A investigação revelou que os entorpecentes, como crack, cocaína, haxixe, maconha e lança-perfume, estavam escondidos dentro de embalagens de fast-food para despistar a fiscalização. Além disso, drogas eram camufladas em fardas militares.
Cerca de 200 policiais atuaram na operação que cumpriu 39 mandados judiciais, entre prisões preventivas e busca e apreensão. A ação resultou da investigação iniciada em outubro de 2025 pela 26ª Delegacia de Polícia (Samambaia Norte).
A facção usava comércios de fachada, como padarias e distribuidoras de bebidas, para armazenar, fracionar e vender as drogas.
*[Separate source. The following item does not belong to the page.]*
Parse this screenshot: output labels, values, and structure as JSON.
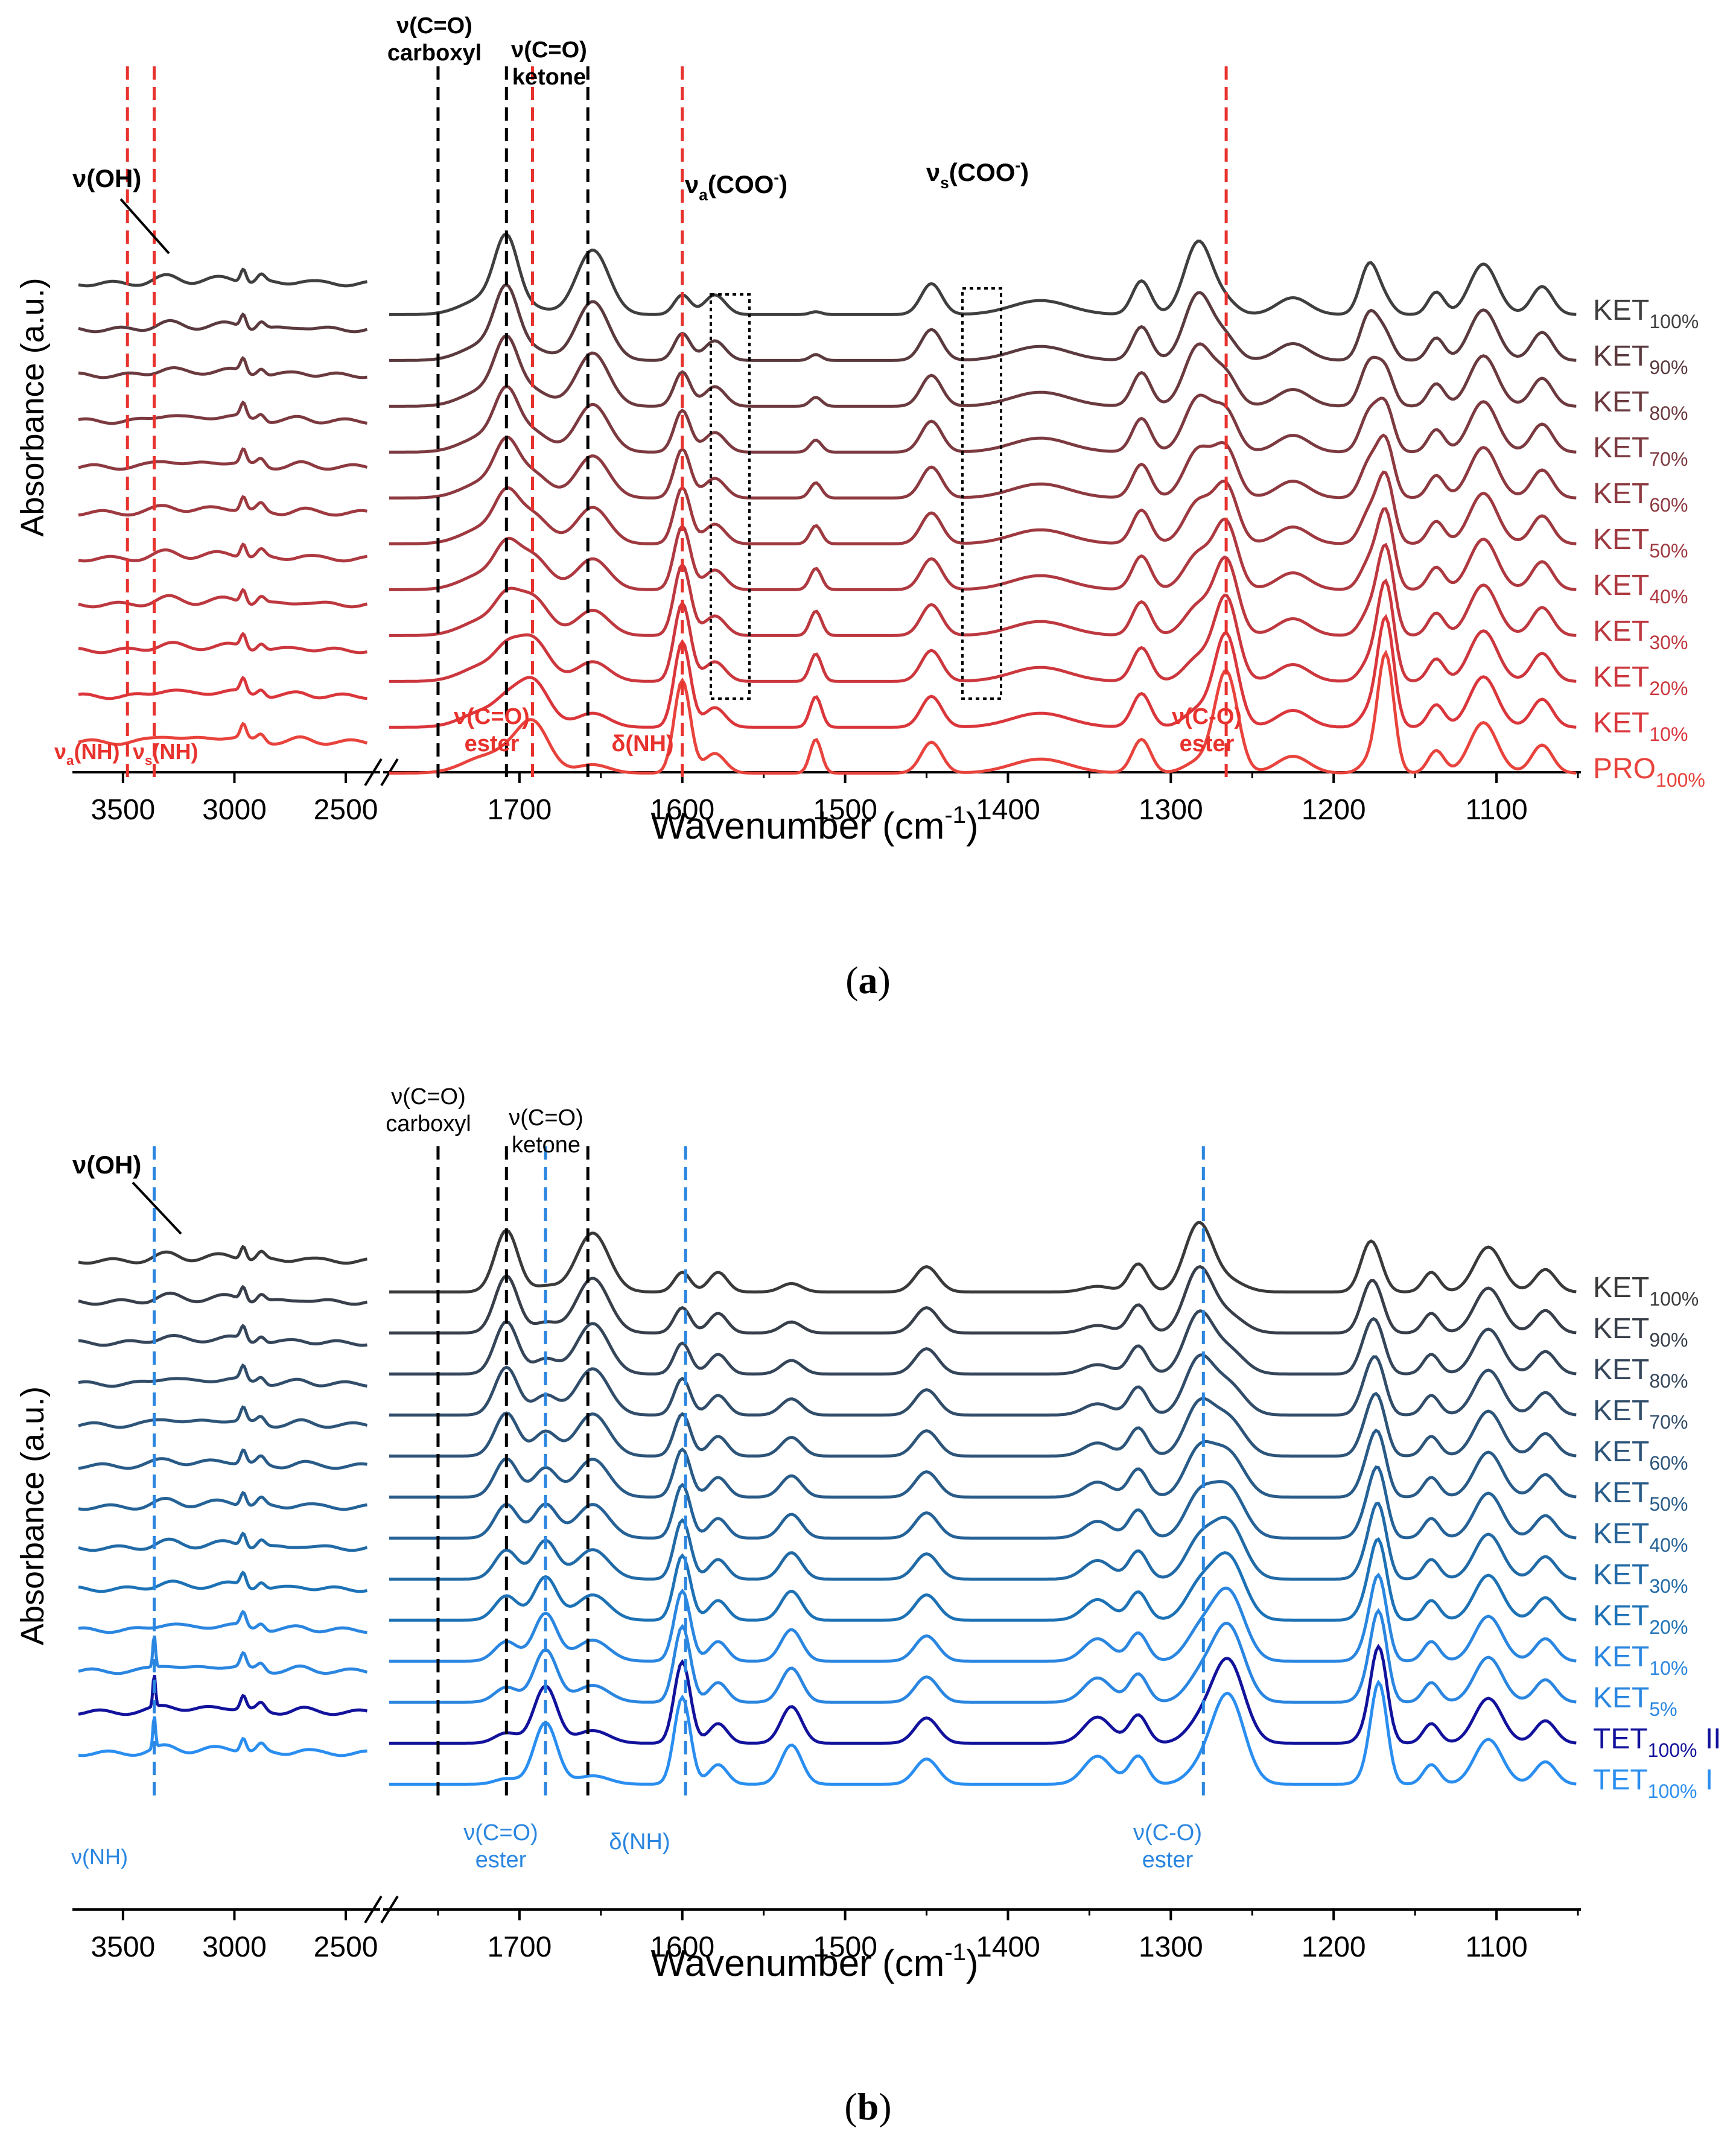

Em uma padaria, por exemplo, a mesma balança usada para pesar pães servia para fracionar entorpecentes.
A organização criminosa ainda promovia ações sociais para ganhar o apoio da comunidade, como festas e distribuição de cestas básicas, estratégia conhecida como assistencialismo para garantir o silêncio dos moradores.
O símbolo da Estrela de Davi, associado ao Terceiro Comando Puro (TCP) e ao criminoso Álvaro Malaquias Santa Rosa, conhecido como “Peixão”, foi identificado em casas e muros, indicando tentativa de controle territorial e influência de práticas do Rio de Janeiro na região.
Apesar das aparências, o grupo atuava com extrema violência, com registros de agressões severas e execução de usuários de drogas, conhecidos como “tribunal do crime”. Em 2026, um investigado foi encontrado morto no Lago Paranoá, em situação ainda sob apuração.
Os acusados responderão pelos crimes de tráfico de drogas, organização criminosa armada e lavagem de dinheiro, com penas que podem somar mais de 35 anos de prisão.